It moves like a spark at first. A flash, disappearing, as if cast up from the stones underfoot. The fourth spark catches on the dead bracken by the trackside, pausing, growing wings, burning orange, shivering with movement, its thick body flexing. Off – past the bluebell to the bugle. Descending to the blue and purple spike. Off – restless, fidgeting from flower to flight.

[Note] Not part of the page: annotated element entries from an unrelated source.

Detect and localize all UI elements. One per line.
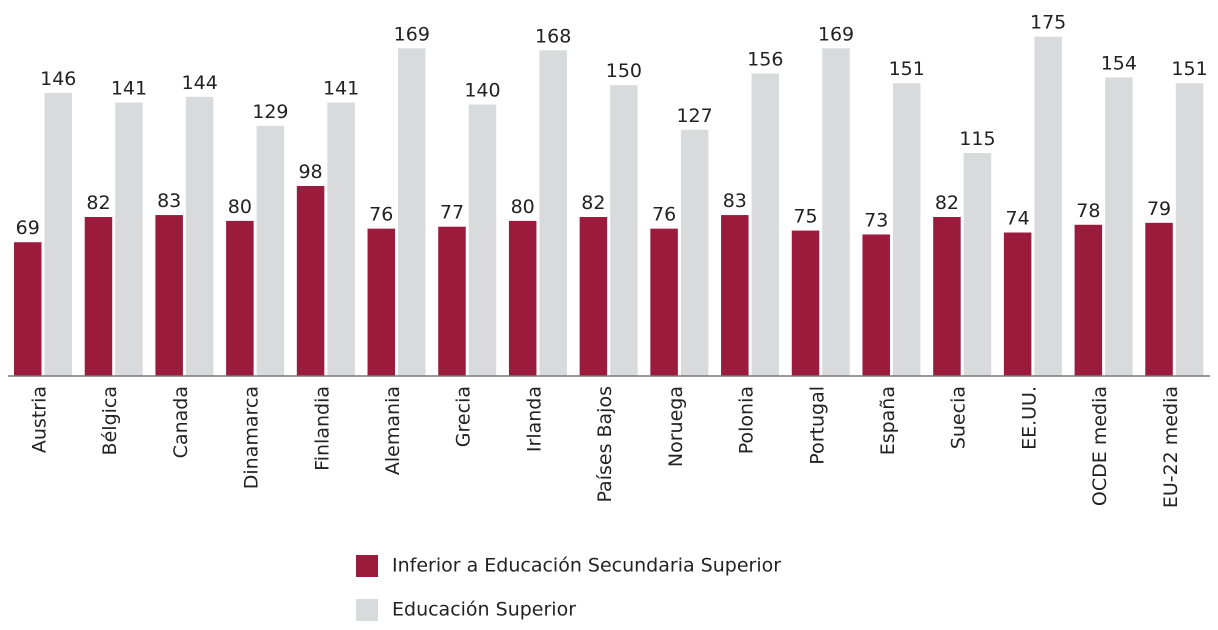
x-tick-label: Países Bajos [594,386,616,503]
value-label: 150 [606,60,642,82]
x-tick-label: Alemania [382,386,404,475]
x-tick-label: Grecia [453,386,475,447]
value-label: 76 [369,204,393,226]
x-tick-label: Irlanda [523,386,545,452]
value-label: 151 [889,58,925,80]
bar [1074,224,1103,376]
bar [226,220,254,376]
bar [155,215,183,376]
bar [610,85,638,377]
value-label: 73 [864,209,888,231]
value-label: 77 [440,202,464,224]
bar [680,129,709,376]
bar [115,102,143,376]
value-label: 76 [652,204,676,226]
value-label: 141 [323,78,359,100]
bar [296,185,325,376]
x-tick-label: Finlandia [311,386,333,471]
x-tick-label: Canada [170,386,192,458]
bar [791,230,820,376]
x-tick-label: España [877,386,899,455]
bar [579,217,608,376]
x-tick-label: Polonia [736,386,758,454]
value-label: 83 [157,190,181,212]
bar [398,48,426,376]
value-label: 83 [723,190,747,212]
value-label: 74 [1006,208,1030,230]
value-label: 75 [793,206,817,228]
bar [84,217,113,376]
value-label: 80 [228,196,252,218]
bar [44,92,72,376]
bar [256,125,285,376]
value-label: 69 [16,217,40,239]
bar [1105,77,1133,377]
value-label: 79 [1147,198,1171,220]
value-label: 175 [1030,12,1066,34]
value-label: 168 [535,25,571,47]
bar [933,217,961,376]
x-tick-label: Suecia [948,386,970,449]
bar [14,242,42,376]
bar [1003,232,1032,376]
x-tick-label: EU-22 media [1160,386,1182,508]
value-label: 82 [935,192,959,214]
value-label: 140 [464,80,500,102]
value-label: 129 [252,101,288,123]
bar [963,153,992,376]
value-label: 144 [182,72,218,94]
legend-label: Educación Superior [392,599,576,621]
value-label: 78 [1076,200,1100,222]
value-label: 156 [747,49,783,71]
value-label: 115 [959,128,995,150]
bar [508,220,537,376]
value-label: 151 [1171,58,1207,80]
bar [327,102,355,376]
legend-swatch [356,555,378,577]
value-label: 154 [1101,52,1137,74]
x-tick-label: Noruega [665,386,687,467]
bar [892,83,921,376]
value-label: 146 [40,68,76,90]
bar [438,226,466,376]
x-tick-label: Portugal [806,386,828,465]
value-label: 141 [111,78,147,100]
value-label: 98 [298,161,322,183]
value-label: 169 [394,23,430,45]
x-tick-label: Dinamarca [241,386,263,489]
x-tick-label: OCDE media [1089,386,1111,506]
x-tick-label: EE.UU. [1018,386,1040,450]
bar [539,50,567,377]
bar [367,228,396,376]
value-label: 169 [818,23,854,45]
bar [1145,222,1173,376]
value-label: 80 [511,196,535,218]
bar [862,234,890,376]
legend-swatch [356,599,378,621]
legend-label: Inferior a Educación Secundaria Superior [392,555,781,577]
bar [185,96,214,377]
value-label: 82 [86,192,110,214]
bar [721,215,749,376]
bar [1175,83,1204,376]
x-tick-label: Austria [29,386,51,453]
bar [751,73,780,377]
bar [650,228,678,376]
x-tick-label: Bélgica [99,386,121,455]
value-label: 127 [676,105,712,127]
bar [1034,36,1062,376]
value-label: 82 [581,192,605,214]
bar [822,48,850,376]
bar [468,104,497,377]
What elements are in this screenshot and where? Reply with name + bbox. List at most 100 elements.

If spring is a series of shocks – Light! Warmth! Swallows! – then nothing quite hits the way that colour does. Above, the bright leaves of new beech, trembling with chlorophyll, filter the light. Welsh poppy stands like a lightbulb by the path, growing opposite the white-spangled stitchwort and ramsons that bracket the dull shimmer of bluebells. Water avens hangs its head as if in shame. Green tiger beetles scuttle over stone. Colt’s-foot breaks through the track, the sun seen through a periscope, next to the shaggy heads of dandelions. It’s on a dandelion I see it better. The pearl-bordered fritillary perches, its wings of amber and black fretwork absorbing the meagre sunshine. Meagre but enough. Both butterfly and flower glow.
This wasn’t the given it might have appeared to be on paper. Flight periods are a vague suggestion, prone to individual variation; variation in region; variation in weather. This disordered spring: chiffchaff and willow warbler early. Sand martins only a day before house martin; over a fortnight before swallow. Bud and bloom side by side. March warm and April cold and May wet. Prediction is increasingly futile. Half the wood’s birds are back, the rest missing, status unknown.
Winter lingers in the rust of dead bracken. The oak leaves still unfurling like a hand held half-beckoning.
A passing walker asks what I’m looking at.
‘Pearl-bordered fritillary’, I say, ‘one of Scotland’s rarest butterflies.’
She nods wisely. ‘We are lucky to have such things’.
And I can’t disagree.





Love the pace of that first paragraph. It has been a funny old year so far. Good read with my morning coffee and that is a truly beautiful butterfly!